Relying solely on a ‘MODIFIED_ON’ column for both Change Data Capture (CDC) and incremental loads in a data warehouse is generally avoided due to significant limitations that compromise data integrity and accuracy. A fundamental issue is the inability of a ‘MODIFIED_ON’ column to track record deletions from the source system.
This column only registers updates to existing records, leaving the data warehouse unaware of any removals. Consequently, incremental load logic based solely on the ‘MODIFIED_ON’ timestamp will fail to propagate these deletions, leading to an incomplete and potentially misleading representation of the source data in the warehouse. Analytical reports might then include information about entities that no longer exist in the operational systems, undermining the reliability of business insights.
Furthermore, the accuracy of data in the warehouse is at risk when relying solely on ‘MODIFIED_ON’. While ideally, any data modification should trigger an update to this timestamp, real-world systems can exhibit inconsistencies. System bugs, manual data manipulations that bypass standard update mechanisms, or data migration processes might alter data without a corresponding change in the ‘MODIFIED_ON’ value.

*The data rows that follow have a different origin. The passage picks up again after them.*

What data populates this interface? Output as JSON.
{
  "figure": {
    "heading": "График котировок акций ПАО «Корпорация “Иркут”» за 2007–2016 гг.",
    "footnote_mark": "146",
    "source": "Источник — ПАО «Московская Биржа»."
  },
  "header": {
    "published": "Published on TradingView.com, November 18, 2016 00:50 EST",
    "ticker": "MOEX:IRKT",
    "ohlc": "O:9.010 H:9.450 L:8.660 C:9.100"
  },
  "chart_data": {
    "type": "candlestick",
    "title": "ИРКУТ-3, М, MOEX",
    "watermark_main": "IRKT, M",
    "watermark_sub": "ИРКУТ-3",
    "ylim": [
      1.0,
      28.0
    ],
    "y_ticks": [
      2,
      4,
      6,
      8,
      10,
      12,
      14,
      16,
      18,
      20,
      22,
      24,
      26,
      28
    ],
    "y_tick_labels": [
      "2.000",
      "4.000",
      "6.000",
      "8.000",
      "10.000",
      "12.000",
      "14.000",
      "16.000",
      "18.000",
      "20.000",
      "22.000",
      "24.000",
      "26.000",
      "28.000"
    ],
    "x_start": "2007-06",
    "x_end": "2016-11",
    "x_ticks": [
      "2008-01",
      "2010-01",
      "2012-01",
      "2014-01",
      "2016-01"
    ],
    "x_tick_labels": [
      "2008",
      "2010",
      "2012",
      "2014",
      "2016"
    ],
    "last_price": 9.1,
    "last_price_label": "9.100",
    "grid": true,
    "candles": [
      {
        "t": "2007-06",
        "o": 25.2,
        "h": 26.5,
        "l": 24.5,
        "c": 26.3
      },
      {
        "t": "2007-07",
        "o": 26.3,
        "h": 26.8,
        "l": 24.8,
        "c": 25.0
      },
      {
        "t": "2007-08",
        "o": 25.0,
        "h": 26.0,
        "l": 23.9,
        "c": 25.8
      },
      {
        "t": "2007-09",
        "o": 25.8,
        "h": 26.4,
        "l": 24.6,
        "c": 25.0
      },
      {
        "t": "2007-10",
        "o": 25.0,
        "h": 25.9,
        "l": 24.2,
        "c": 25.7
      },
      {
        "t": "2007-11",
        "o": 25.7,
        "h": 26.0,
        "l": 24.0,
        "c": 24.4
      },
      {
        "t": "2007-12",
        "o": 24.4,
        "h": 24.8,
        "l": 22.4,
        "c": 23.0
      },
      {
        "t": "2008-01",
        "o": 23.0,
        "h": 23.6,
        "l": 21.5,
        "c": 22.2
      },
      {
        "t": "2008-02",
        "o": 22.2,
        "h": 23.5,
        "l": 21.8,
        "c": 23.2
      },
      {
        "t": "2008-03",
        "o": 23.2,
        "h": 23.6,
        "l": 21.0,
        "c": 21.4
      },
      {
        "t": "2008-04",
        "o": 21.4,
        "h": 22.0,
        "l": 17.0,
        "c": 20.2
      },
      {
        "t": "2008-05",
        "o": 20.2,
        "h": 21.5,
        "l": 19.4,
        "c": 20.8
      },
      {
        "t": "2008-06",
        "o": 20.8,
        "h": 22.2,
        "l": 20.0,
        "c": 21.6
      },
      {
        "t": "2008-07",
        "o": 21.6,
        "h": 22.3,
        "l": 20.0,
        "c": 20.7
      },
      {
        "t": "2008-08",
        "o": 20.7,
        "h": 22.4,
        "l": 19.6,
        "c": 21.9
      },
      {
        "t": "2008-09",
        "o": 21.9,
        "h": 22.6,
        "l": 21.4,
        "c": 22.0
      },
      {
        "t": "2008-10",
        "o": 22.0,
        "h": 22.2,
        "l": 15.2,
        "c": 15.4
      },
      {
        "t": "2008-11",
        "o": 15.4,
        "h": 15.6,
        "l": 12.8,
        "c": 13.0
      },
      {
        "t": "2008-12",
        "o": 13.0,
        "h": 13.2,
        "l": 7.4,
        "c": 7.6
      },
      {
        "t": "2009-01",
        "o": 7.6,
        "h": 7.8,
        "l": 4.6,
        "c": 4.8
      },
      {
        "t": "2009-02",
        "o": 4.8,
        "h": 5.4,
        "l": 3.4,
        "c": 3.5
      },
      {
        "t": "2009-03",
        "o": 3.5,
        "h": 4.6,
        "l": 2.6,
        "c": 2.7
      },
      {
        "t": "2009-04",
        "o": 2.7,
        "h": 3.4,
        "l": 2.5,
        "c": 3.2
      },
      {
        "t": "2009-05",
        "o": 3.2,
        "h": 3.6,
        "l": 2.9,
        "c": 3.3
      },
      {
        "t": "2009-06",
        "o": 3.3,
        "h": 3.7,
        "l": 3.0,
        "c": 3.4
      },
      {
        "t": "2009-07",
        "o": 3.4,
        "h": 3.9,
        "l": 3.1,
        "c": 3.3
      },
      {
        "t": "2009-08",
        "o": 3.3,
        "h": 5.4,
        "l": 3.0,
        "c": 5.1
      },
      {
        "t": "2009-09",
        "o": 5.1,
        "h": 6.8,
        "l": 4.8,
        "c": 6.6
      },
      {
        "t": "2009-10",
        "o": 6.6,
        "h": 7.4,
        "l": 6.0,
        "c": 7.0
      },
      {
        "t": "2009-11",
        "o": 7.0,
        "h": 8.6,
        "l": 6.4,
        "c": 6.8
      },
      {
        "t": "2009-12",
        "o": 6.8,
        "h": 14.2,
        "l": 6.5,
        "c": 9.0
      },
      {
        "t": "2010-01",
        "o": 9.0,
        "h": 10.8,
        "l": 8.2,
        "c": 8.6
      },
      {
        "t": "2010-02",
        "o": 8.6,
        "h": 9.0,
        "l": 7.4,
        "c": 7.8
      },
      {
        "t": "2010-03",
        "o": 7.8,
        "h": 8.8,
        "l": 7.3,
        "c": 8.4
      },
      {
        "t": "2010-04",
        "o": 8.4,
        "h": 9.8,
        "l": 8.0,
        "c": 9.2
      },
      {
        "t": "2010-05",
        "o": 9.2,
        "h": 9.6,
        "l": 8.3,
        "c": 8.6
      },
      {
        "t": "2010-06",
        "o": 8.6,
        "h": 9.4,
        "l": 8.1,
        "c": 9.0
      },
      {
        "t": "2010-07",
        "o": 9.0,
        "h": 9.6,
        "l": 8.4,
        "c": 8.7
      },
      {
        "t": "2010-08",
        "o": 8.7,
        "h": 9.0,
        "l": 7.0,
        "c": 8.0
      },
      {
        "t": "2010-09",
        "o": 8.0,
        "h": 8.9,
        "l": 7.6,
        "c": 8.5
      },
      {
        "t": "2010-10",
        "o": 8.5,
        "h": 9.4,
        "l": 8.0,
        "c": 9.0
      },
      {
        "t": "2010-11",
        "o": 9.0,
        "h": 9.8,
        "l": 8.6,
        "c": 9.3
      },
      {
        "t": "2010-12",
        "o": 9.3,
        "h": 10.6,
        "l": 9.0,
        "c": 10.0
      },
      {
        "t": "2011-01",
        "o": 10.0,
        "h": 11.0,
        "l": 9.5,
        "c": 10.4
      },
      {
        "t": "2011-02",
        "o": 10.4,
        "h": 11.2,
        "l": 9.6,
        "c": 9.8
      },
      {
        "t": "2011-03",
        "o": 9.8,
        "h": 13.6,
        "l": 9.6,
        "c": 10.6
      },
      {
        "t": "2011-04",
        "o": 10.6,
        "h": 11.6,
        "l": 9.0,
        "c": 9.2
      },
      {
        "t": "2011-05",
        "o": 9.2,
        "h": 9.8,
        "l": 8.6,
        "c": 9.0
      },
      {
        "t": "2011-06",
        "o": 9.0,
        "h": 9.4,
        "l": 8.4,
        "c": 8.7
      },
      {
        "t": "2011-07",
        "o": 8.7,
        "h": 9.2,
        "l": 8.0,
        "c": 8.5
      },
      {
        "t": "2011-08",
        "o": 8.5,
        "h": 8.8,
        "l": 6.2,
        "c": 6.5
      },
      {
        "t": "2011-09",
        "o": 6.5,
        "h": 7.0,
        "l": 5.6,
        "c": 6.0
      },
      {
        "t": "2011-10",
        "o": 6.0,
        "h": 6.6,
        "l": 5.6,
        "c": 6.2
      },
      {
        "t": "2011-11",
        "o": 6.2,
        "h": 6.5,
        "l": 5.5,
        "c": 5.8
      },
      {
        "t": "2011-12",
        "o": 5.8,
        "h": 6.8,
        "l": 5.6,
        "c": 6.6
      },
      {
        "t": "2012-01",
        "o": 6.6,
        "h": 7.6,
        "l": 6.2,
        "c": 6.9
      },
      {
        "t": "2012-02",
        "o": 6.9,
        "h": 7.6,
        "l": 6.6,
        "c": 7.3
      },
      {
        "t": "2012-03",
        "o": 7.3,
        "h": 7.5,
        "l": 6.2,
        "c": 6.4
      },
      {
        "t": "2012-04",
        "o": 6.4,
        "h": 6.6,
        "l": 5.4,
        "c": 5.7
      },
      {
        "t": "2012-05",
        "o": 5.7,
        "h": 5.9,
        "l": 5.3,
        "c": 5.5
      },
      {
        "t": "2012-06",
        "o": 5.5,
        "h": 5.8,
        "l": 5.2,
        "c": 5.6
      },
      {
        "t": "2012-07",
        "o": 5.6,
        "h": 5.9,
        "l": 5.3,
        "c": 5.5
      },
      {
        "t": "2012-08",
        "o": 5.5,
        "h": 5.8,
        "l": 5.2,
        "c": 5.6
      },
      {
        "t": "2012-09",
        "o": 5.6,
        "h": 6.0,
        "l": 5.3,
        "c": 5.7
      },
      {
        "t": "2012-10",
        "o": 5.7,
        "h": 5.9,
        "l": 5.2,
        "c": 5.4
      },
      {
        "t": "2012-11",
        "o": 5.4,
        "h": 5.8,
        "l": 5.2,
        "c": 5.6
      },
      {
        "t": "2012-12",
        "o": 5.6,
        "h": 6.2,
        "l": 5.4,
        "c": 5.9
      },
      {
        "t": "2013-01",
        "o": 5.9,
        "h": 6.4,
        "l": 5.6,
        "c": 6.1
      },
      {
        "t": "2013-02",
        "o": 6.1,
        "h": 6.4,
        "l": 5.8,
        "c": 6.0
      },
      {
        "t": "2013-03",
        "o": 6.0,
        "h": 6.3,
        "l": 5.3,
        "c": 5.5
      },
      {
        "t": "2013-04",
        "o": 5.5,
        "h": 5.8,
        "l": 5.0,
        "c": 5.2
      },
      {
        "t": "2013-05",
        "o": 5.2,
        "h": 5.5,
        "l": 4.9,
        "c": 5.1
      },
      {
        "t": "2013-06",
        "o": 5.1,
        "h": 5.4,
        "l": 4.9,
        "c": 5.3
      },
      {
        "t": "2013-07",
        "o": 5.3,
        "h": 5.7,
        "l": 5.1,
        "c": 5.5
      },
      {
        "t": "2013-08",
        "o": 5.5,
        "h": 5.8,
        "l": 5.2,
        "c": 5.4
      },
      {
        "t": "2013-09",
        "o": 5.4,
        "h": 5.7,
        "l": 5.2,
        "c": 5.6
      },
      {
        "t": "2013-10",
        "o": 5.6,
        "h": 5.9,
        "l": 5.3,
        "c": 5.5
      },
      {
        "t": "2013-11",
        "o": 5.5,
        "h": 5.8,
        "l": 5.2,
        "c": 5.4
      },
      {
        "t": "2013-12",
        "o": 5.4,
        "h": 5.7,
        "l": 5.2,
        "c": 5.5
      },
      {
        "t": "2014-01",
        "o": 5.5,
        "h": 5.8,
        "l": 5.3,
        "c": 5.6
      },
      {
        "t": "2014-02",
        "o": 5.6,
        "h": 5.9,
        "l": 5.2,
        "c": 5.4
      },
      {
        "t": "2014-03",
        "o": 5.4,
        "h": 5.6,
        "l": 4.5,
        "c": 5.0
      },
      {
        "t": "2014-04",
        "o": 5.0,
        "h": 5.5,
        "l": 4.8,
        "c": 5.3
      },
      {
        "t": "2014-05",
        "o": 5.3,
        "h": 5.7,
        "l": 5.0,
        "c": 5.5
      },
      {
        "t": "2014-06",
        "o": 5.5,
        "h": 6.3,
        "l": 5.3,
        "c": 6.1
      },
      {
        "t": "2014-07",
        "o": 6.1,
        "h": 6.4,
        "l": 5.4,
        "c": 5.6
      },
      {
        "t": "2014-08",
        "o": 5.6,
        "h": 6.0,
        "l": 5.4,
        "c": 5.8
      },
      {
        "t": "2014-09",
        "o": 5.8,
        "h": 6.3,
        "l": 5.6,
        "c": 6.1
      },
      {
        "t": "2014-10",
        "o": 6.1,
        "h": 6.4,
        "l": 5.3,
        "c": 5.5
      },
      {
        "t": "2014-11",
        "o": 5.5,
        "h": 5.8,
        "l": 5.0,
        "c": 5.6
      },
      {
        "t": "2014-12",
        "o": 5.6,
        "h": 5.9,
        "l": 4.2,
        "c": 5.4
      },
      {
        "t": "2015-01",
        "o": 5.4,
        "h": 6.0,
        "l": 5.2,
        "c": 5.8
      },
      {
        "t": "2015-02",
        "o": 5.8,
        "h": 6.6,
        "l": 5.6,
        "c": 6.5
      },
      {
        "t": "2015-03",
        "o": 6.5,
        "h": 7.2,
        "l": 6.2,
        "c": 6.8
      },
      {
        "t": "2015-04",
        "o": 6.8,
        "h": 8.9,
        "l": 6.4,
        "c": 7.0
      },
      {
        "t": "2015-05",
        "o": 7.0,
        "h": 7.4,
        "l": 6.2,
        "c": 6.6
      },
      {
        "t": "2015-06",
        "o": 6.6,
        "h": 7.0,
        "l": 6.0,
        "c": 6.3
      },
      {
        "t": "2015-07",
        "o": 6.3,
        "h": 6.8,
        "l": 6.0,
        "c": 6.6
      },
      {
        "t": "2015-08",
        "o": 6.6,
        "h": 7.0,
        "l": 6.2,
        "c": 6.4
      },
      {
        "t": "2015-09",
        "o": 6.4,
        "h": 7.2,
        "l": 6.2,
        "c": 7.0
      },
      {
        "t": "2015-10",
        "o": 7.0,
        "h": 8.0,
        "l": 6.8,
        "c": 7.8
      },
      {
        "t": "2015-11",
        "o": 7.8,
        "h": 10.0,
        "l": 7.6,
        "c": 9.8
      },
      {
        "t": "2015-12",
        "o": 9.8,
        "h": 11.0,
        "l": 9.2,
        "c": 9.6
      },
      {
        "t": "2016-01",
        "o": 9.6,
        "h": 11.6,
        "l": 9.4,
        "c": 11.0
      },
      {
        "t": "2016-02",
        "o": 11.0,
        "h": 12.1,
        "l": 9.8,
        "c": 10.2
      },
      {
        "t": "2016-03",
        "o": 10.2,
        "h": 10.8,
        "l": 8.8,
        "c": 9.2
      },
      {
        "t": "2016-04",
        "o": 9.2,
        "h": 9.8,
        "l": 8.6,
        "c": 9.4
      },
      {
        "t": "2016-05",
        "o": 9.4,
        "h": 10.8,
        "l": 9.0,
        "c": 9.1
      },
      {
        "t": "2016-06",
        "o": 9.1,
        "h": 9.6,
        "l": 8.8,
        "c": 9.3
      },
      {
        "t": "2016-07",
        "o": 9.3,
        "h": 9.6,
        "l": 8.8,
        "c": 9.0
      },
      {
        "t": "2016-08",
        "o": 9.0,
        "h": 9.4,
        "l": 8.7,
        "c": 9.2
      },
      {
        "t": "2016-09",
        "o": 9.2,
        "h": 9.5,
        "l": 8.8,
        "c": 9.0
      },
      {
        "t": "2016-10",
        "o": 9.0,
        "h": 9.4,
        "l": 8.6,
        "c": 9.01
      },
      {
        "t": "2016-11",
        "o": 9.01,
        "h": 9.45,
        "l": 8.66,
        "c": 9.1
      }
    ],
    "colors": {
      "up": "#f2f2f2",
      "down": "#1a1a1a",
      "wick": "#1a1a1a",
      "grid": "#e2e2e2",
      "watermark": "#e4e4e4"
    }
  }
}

This can result in missed updates during incremental loads, causing the data in the warehouse to diverge from the true state of the source systems. The cumulative effect of these missed changes over time can significantly erode the integrity of the data warehouse, making it an unreliable foundation for decision-making.
Finally, relying on scanning the entire source table based on a ‘MODIFIED_ON’ date range for every incremental load can introduce performance inefficiencies, especially as the volume of data grows. Additionally, the ‘MODIFIED_ON’ column merely indicates when a record was last changed, not what specifically changed. This lack of context can be crucial for certain downstream processes or auditing requirements. For these reasons, data warehousing best practices favor employing dedicated CDC mechanisms and incremental load strategies that are specifically designed to capture all types of data changes, including deletions, in a reliable and efficient manner, thereby ensuring the integrity and accuracy of the analytical data.
Summary
While MODIFIED_ON can seem like a convenient single solution, it’s a shortcut that often leads to problems in the long run. For robust and reliable CDC and incremental loads, it’s crucial to employ dedicated CDC mechanisms and well-defined incremental load strategies that explicitly address the challenges of tracking all types of data changes, including deletions. Using a dedicated CDC mechanism and then using a reliable timestamp (which might be CREATED_ON, MODIFIED_ON if its update is guaranteed for all meaningful changes, or a dedicated CDC timestamp) for incremental loading the captured changes into the data warehouse is a sounder approach.